Arminio: O conjunto do que nós estamos falando faria o Brasil crescer a 4% mole, mole. Como o Brasil é um país com renda per capita de menos de 20% da renda per capita dos países avançados, existe um espaço enorme para crescer.


Valor: O governo já não está cortando subsídios e reduzindo o papel dos bancos públicos?


Arminio: Teria que ser feito mais e melhor. O ministro da Fazenda fez um belo discurso de chegada. A questão é fazer. Não quero descartar a possibilidade de que seja feito. Hoje, a sensação que se tem é que vai ser feito esse ajuste meio na marra. Mas o lado da confiança, que poderia compensar, não está vindo e não está claro que vem. Isso complica tudo e faz com que a economia política das reformas fique ainda mais difícil.


Valor: O aumento da TJLP não foi na direção certa?


Arminio: Teve aumento, mas inferior ao aumento da Selic.
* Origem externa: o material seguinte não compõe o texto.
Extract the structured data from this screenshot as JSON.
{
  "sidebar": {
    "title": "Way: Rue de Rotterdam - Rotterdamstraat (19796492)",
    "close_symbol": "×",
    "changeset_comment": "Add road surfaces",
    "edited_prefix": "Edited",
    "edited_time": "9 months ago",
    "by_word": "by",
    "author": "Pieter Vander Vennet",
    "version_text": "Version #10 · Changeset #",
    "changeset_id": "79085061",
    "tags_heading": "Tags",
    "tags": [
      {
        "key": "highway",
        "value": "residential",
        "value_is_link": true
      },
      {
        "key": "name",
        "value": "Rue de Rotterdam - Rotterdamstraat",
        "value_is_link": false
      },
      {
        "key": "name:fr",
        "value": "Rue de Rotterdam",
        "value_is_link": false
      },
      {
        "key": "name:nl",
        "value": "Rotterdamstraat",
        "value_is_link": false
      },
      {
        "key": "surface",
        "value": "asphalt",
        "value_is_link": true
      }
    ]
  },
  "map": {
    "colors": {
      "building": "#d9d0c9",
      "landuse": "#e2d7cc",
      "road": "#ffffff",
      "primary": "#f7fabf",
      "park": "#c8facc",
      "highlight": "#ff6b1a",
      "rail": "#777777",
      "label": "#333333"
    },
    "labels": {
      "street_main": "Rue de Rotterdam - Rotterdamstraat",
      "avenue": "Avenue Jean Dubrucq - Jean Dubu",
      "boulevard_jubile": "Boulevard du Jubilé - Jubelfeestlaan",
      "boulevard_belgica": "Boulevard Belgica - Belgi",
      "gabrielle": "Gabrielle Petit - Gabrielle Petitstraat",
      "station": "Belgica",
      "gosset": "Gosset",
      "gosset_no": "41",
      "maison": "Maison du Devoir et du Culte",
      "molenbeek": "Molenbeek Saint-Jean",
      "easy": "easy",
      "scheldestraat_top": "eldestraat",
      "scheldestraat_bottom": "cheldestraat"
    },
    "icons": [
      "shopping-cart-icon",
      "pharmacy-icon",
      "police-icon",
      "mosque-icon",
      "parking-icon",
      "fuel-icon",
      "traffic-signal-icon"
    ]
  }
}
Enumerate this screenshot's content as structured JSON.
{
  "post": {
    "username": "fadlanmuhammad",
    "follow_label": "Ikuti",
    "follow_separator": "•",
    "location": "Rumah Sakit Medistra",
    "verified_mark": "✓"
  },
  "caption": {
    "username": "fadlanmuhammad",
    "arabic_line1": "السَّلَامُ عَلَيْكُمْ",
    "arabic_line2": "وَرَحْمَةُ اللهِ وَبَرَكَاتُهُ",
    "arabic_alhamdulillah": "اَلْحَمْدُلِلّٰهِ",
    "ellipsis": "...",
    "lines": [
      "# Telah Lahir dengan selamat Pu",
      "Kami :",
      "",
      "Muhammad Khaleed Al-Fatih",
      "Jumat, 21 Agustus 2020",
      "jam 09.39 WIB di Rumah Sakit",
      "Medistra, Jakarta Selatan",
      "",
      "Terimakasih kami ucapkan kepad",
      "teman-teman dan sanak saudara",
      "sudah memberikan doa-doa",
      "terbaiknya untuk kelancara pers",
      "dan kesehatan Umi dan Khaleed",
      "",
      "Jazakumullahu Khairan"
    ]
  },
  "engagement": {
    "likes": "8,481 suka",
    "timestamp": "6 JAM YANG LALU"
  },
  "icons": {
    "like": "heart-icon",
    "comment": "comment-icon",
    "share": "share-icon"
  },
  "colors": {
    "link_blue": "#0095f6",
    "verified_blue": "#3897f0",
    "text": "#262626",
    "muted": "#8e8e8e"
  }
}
É um processo e deve haver uma direção clara de até onde se deseja que isso vá. Como o lado qualitativo não vem, surge o receio de que você fique no pior dos mundos: faz um certo ajuste, mas o investimento não decola.


Valor: Aprofunda a recessão?


Arminio: Aprofunda a recessão. Olha só o drama. E ainda vão dizer que foi culpa da austeridade. Que foi pouca e mal feita. E, assim mesmo, tudo indica que ela vai levar a culpa.


Valor: Como rever o papel dos bancos públicos sem pesar mais a mão na economia?


Arminio: É verdade que eles sinalizaram isso, o BNDES ia ter menos capital para trabalhar. Já tem um balanço enorme, vai reciclar uma parte. Para isso acontecer e a economia não sentir teria que ter do outro lado um mercado de capitais pujante, que ocupasse esse espaço, inclusive para capital de risco, dinheiro em bolsa. Mas o custo de capital está muito alto, não há muita disponibilidade.


"A oposição vai ter que se posicionar com clareza tanto na crítica quanto na construção de um país melhor"


Valor: A agenda do governo para o crescimento, que incluiu o realismo tarifário e a readequação da taxa de retorno dos projetos, não fala também em mais financiamento privado?


Arminio: Esse é um bom caminho. Assim como também a depreciação do câmbio, embora ponha pressão no curto prazo, é muito bem-vinda. São fatores positivos. Mas, ainda assim, o consenso é de que vai ter queda no crescimento e que esse trabalho qualitativo vai ser feito com dificuldades. Mexe com muitos interesses, com convicções ideológicas enraizadas do grupo no poder. Não é trivial. Depois, dentro da aliança política que está aí, o quadro parece difícil.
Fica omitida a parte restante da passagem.